52% of patients in our study were reported to have PAH. Most reliable studies on PAH in CTD-ILD have been conducted in PSS, and not surprisingly PSS-ILD accounts for ~75% of CTD-PAH cases [27]. The results from our study further reinforces the need for regular PAH screening in patients with CTD-ILD. The patterns of auto-antibodies is similar to the patters reported in previous studies [28].

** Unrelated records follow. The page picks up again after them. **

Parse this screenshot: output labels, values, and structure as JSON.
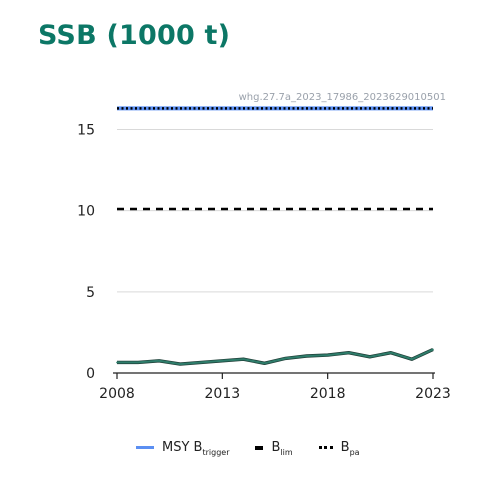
{
  "title": "SSB (1000 t)",
  "stock_id": "whg.27.7a_2023_17986_2023629010501",
  "legend": {
    "msy": {
      "main": "MSY B",
      "sub": "trigger"
    },
    "blim": {
      "main": "B",
      "sub": "lim"
    },
    "bpa": {
      "main": "B",
      "sub": "pa"
    }
  },
  "colors": {
    "ssb": "#2e7d6b",
    "msy": "#5b8ff2",
    "reference": "#000000",
    "grid": "#d9d9d9"
  },
  "chart_data": {
    "type": "line",
    "title": "SSB (1000 t)",
    "xlim": [
      2008,
      2023
    ],
    "ylim": [
      0,
      17
    ],
    "xticks": [
      2008,
      2013,
      2018,
      2023
    ],
    "yticks": [
      0,
      5,
      10,
      15
    ],
    "grid": true,
    "legend_position": "bottom",
    "series": [
      {
        "type": "line",
        "x": [
          2008,
          2009,
          2010,
          2011,
          2012,
          2013,
          2014,
          2015,
          2016,
          2017,
          2018,
          2019,
          2020,
          2021,
          2022,
          2023
        ],
        "values": [
          0.65,
          0.65,
          0.75,
          0.55,
          0.65,
          0.75,
          0.85,
          0.6,
          0.9,
          1.05,
          1.1,
          1.25,
          1.0,
          1.25,
          0.85,
          1.45
        ]
      }
    ],
    "reference_lines": [
      {
        "name": "MSY Btrigger",
        "y": 16.3,
        "style": "solid",
        "color": "#5b8ff2"
      },
      {
        "name": "Bpa",
        "y": 16.3,
        "style": "dotted",
        "color": "#000000"
      },
      {
        "name": "Blim",
        "y": 10.1,
        "style": "dashed",
        "color": "#000000"
      }
    ]
  }
}
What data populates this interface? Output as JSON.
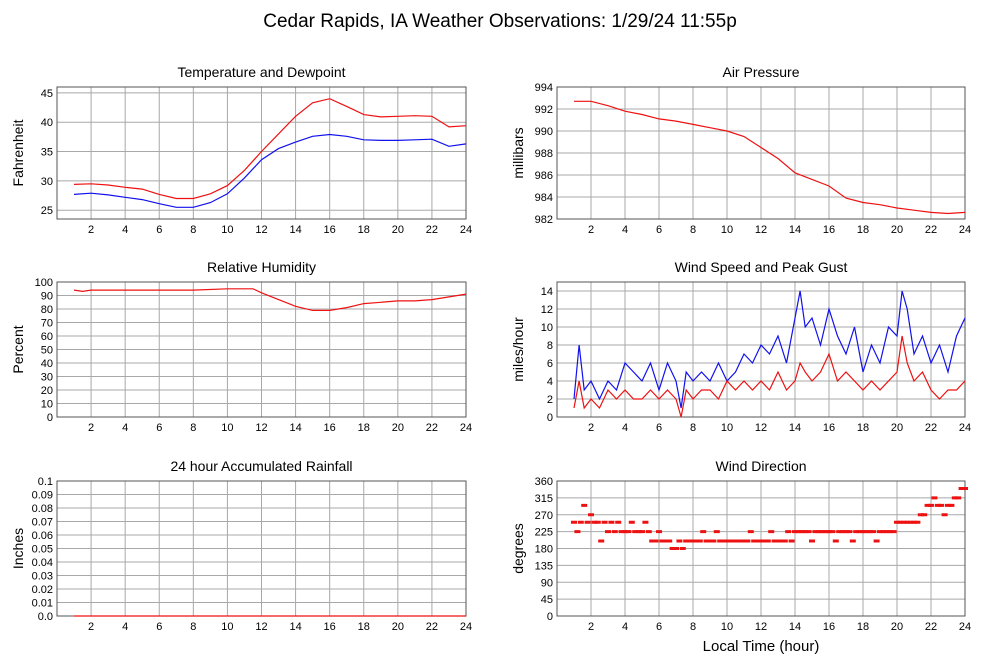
{
  "page": {
    "title": "Cedar Rapids, IA Weather Observations: 1/29/24 11:55p"
  },
  "xlabel": "Local Time (hour)",
  "colors": {
    "red": "#ee1111",
    "blue": "#1111ee",
    "grid": "#a8a8a8",
    "frame": "#555555"
  },
  "chart_data": [
    {
      "id": "temp",
      "type": "line",
      "title": "Temperature and Dewpoint",
      "ylabel": "Fahrenheit",
      "xlim": [
        0,
        24
      ],
      "xticks": [
        2,
        4,
        6,
        8,
        10,
        12,
        14,
        16,
        18,
        20,
        22,
        24
      ],
      "ylim": [
        23.5,
        46
      ],
      "yticks": [
        25,
        30,
        35,
        40,
        45
      ],
      "grid": true,
      "series": [
        {
          "color": "red",
          "x": [
            1,
            2,
            3,
            4,
            5,
            6,
            7,
            8,
            9,
            10,
            11,
            12,
            13,
            14,
            15,
            16,
            17,
            18,
            19,
            20,
            21,
            22,
            23,
            24
          ],
          "y": [
            29.4,
            29.5,
            29.3,
            28.9,
            28.6,
            27.7,
            27.0,
            27.0,
            27.8,
            29.2,
            31.8,
            35.0,
            38.0,
            41.0,
            43.3,
            44.0,
            42.7,
            41.3,
            40.9,
            41.0,
            41.1,
            41.0,
            39.2,
            39.4
          ]
        },
        {
          "color": "blue",
          "x": [
            1,
            2,
            3,
            4,
            5,
            6,
            7,
            8,
            9,
            10,
            11,
            12,
            13,
            14,
            15,
            16,
            17,
            18,
            19,
            20,
            21,
            22,
            23,
            24
          ],
          "y": [
            27.7,
            27.9,
            27.6,
            27.2,
            26.8,
            26.1,
            25.5,
            25.5,
            26.3,
            27.8,
            30.5,
            33.6,
            35.5,
            36.6,
            37.6,
            37.9,
            37.6,
            37.0,
            36.9,
            36.9,
            37.0,
            37.1,
            35.9,
            36.3
          ]
        }
      ]
    },
    {
      "id": "press",
      "type": "line",
      "title": "Air Pressure",
      "ylabel": "millibars",
      "xlim": [
        0,
        24
      ],
      "xticks": [
        2,
        4,
        6,
        8,
        10,
        12,
        14,
        16,
        18,
        20,
        22,
        24
      ],
      "ylim": [
        982,
        994
      ],
      "yticks": [
        982,
        984,
        986,
        988,
        990,
        992,
        994
      ],
      "grid": true,
      "series": [
        {
          "color": "red",
          "x": [
            1,
            2,
            3,
            4,
            5,
            6,
            7,
            8,
            9,
            10,
            11,
            12,
            13,
            14,
            15,
            16,
            17,
            18,
            19,
            20,
            21,
            22,
            23,
            24
          ],
          "y": [
            992.7,
            992.7,
            992.3,
            991.8,
            991.5,
            991.1,
            990.9,
            990.6,
            990.3,
            990.0,
            989.5,
            988.5,
            987.5,
            986.2,
            985.6,
            985.0,
            983.9,
            983.5,
            983.3,
            983.0,
            982.8,
            982.6,
            982.5,
            982.6
          ]
        }
      ]
    },
    {
      "id": "rh",
      "type": "line",
      "title": "Relative Humidity",
      "ylabel": "Percent",
      "xlim": [
        0,
        24
      ],
      "xticks": [
        2,
        4,
        6,
        8,
        10,
        12,
        14,
        16,
        18,
        20,
        22,
        24
      ],
      "ylim": [
        0,
        100
      ],
      "yticks": [
        0,
        10,
        20,
        30,
        40,
        50,
        60,
        70,
        80,
        90,
        100
      ],
      "grid": true,
      "series": [
        {
          "color": "red",
          "x": [
            1,
            1.5,
            2,
            4,
            6,
            8,
            10,
            11.5,
            12,
            13,
            14,
            15,
            16,
            17,
            18,
            19,
            20,
            21,
            22,
            23,
            24
          ],
          "y": [
            94,
            93,
            94,
            94,
            94,
            94,
            95,
            95,
            92,
            87,
            82,
            79,
            79,
            81,
            84,
            85,
            86,
            86,
            87,
            89,
            91
          ]
        }
      ]
    },
    {
      "id": "wind",
      "type": "line",
      "title": "Wind Speed and Peak Gust",
      "ylabel": "miles/hour",
      "xlim": [
        0,
        24
      ],
      "xticks": [
        2,
        4,
        6,
        8,
        10,
        12,
        14,
        16,
        18,
        20,
        22,
        24
      ],
      "ylim": [
        0,
        15
      ],
      "yticks": [
        0,
        2,
        4,
        6,
        8,
        10,
        12,
        14
      ],
      "grid": true,
      "series": [
        {
          "color": "blue",
          "x": [
            1,
            1.3,
            1.6,
            2,
            2.5,
            3,
            3.5,
            4,
            4.5,
            5,
            5.5,
            6,
            6.5,
            7,
            7.3,
            7.6,
            8,
            8.5,
            9,
            9.5,
            10,
            10.5,
            11,
            11.5,
            12,
            12.5,
            13,
            13.5,
            14,
            14.3,
            14.6,
            15,
            15.5,
            16,
            16.5,
            17,
            17.5,
            18,
            18.5,
            19,
            19.5,
            20,
            20.3,
            20.6,
            21,
            21.5,
            22,
            22.5,
            23,
            23.5,
            24
          ],
          "y": [
            2,
            8,
            3,
            4,
            2,
            4,
            3,
            6,
            5,
            4,
            6,
            3,
            6,
            4,
            1,
            5,
            4,
            5,
            4,
            6,
            4,
            5,
            7,
            6,
            8,
            7,
            9,
            6,
            11,
            14,
            10,
            11,
            8,
            12,
            9,
            7,
            10,
            5,
            8,
            6,
            10,
            9,
            14,
            12,
            7,
            9,
            6,
            8,
            5,
            9,
            11
          ]
        },
        {
          "color": "red",
          "x": [
            1,
            1.3,
            1.6,
            2,
            2.5,
            3,
            3.5,
            4,
            4.5,
            5,
            5.5,
            6,
            6.5,
            7,
            7.3,
            7.6,
            8,
            8.5,
            9,
            9.5,
            10,
            10.5,
            11,
            11.5,
            12,
            12.5,
            13,
            13.5,
            14,
            14.3,
            14.6,
            15,
            15.5,
            16,
            16.5,
            17,
            17.5,
            18,
            18.5,
            19,
            19.5,
            20,
            20.3,
            20.6,
            21,
            21.5,
            22,
            22.5,
            23,
            23.5,
            24
          ],
          "y": [
            1,
            4,
            1,
            2,
            1,
            3,
            2,
            3,
            2,
            2,
            3,
            2,
            3,
            2,
            0,
            3,
            2,
            3,
            3,
            2,
            4,
            3,
            4,
            3,
            4,
            3,
            5,
            3,
            4,
            6,
            5,
            4,
            5,
            7,
            4,
            5,
            4,
            3,
            4,
            3,
            4,
            5,
            9,
            6,
            4,
            5,
            3,
            2,
            3,
            3,
            4
          ]
        }
      ]
    },
    {
      "id": "rain",
      "type": "line",
      "title": "24 hour Accumulated Rainfall",
      "ylabel": "Inches",
      "xlim": [
        0,
        24
      ],
      "xticks": [
        2,
        4,
        6,
        8,
        10,
        12,
        14,
        16,
        18,
        20,
        22,
        24
      ],
      "ylim": [
        0,
        0.1
      ],
      "yticks": [
        0.0,
        0.01,
        0.02,
        0.03,
        0.04,
        0.05,
        0.06,
        0.07,
        0.08,
        0.09,
        0.1
      ],
      "ytick_labels": [
        "0.0",
        "0.01",
        "0.02",
        "0.03",
        "0.04",
        "0.05",
        "0.06",
        "0.07",
        "0.08",
        "0.09",
        "0.1"
      ],
      "grid": true,
      "series": [
        {
          "color": "red",
          "x": [
            1,
            24
          ],
          "y": [
            0,
            0
          ]
        }
      ]
    },
    {
      "id": "wdir",
      "type": "scatter",
      "title": "Wind Direction",
      "ylabel": "degrees",
      "xlim": [
        0,
        24
      ],
      "xticks": [
        2,
        4,
        6,
        8,
        10,
        12,
        14,
        16,
        18,
        20,
        22,
        24
      ],
      "ylim": [
        0,
        360
      ],
      "yticks": [
        0,
        45,
        90,
        135,
        180,
        225,
        270,
        315,
        360
      ],
      "grid": true,
      "series": [
        {
          "color": "red",
          "x": [
            1.0,
            1.2,
            1.4,
            1.6,
            1.8,
            2.0,
            2.2,
            2.4,
            2.6,
            2.8,
            3.0,
            3.2,
            3.4,
            3.6,
            3.8,
            4.0,
            4.2,
            4.4,
            4.6,
            4.8,
            5.0,
            5.2,
            5.4,
            5.6,
            5.8,
            6.0,
            6.2,
            6.4,
            6.6,
            6.8,
            7.0,
            7.2,
            7.4,
            7.6,
            7.8,
            8.0,
            8.2,
            8.4,
            8.6,
            8.8,
            9.0,
            9.2,
            9.4,
            9.6,
            9.8,
            10.0,
            10.2,
            10.4,
            10.6,
            10.8,
            11.0,
            11.2,
            11.4,
            11.6,
            11.8,
            12.0,
            12.2,
            12.4,
            12.6,
            12.8,
            13.0,
            13.2,
            13.4,
            13.6,
            13.8,
            14.0,
            14.2,
            14.4,
            14.6,
            14.8,
            15.0,
            15.2,
            15.4,
            15.6,
            15.8,
            16.0,
            16.2,
            16.4,
            16.6,
            16.8,
            17.0,
            17.2,
            17.4,
            17.6,
            17.8,
            18.0,
            18.2,
            18.4,
            18.6,
            18.8,
            19.0,
            19.2,
            19.4,
            19.6,
            19.8,
            20.0,
            20.2,
            20.4,
            20.6,
            20.8,
            21.0,
            21.2,
            21.4,
            21.6,
            21.8,
            22.0,
            22.2,
            22.4,
            22.6,
            22.8,
            23.0,
            23.2,
            23.4,
            23.6,
            23.8,
            24.0
          ],
          "y": [
            250,
            225,
            250,
            295,
            250,
            270,
            250,
            250,
            200,
            250,
            225,
            250,
            225,
            250,
            225,
            225,
            225,
            250,
            225,
            225,
            225,
            250,
            225,
            200,
            200,
            225,
            200,
            200,
            200,
            180,
            180,
            200,
            180,
            200,
            200,
            200,
            200,
            200,
            225,
            200,
            200,
            200,
            225,
            200,
            200,
            200,
            200,
            200,
            200,
            200,
            200,
            200,
            225,
            200,
            200,
            200,
            200,
            200,
            225,
            200,
            200,
            200,
            200,
            225,
            200,
            225,
            225,
            225,
            225,
            225,
            200,
            225,
            225,
            225,
            225,
            225,
            225,
            200,
            225,
            225,
            225,
            225,
            200,
            225,
            225,
            225,
            225,
            225,
            225,
            200,
            225,
            225,
            225,
            225,
            225,
            250,
            250,
            250,
            250,
            250,
            250,
            250,
            270,
            270,
            295,
            295,
            315,
            295,
            295,
            270,
            295,
            295,
            315,
            315,
            340,
            340
          ]
        }
      ]
    }
  ]
}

Most of the CTD ILD patients were seen to have restrictive defect on pulmonary function as reported in literature [9, 29]. The mean change in FVC and DLco over a period of 6-12 months was insignificant. The stability of lung function indicates that the disease was milder in the sample than in historical samples of patients with IPF [30].

Limitations

The present study was a single center study, affecting the generalizability of the findings from the study. We included retrospective data of patients in the study which could be affected by selection bias and referral patterns

Conclusion

RA-ILD is the most common CTD-ILD subtype identified at our center. We reported UIP as a dominant pattern in patients with CTD-ILD ( especially in patients with PSS-ILD) which is in contrast to studies conducted in western population.

We recommend further prospective registries to explore the clinical, radiological and prognostic characteristics of CTD-ILD in India.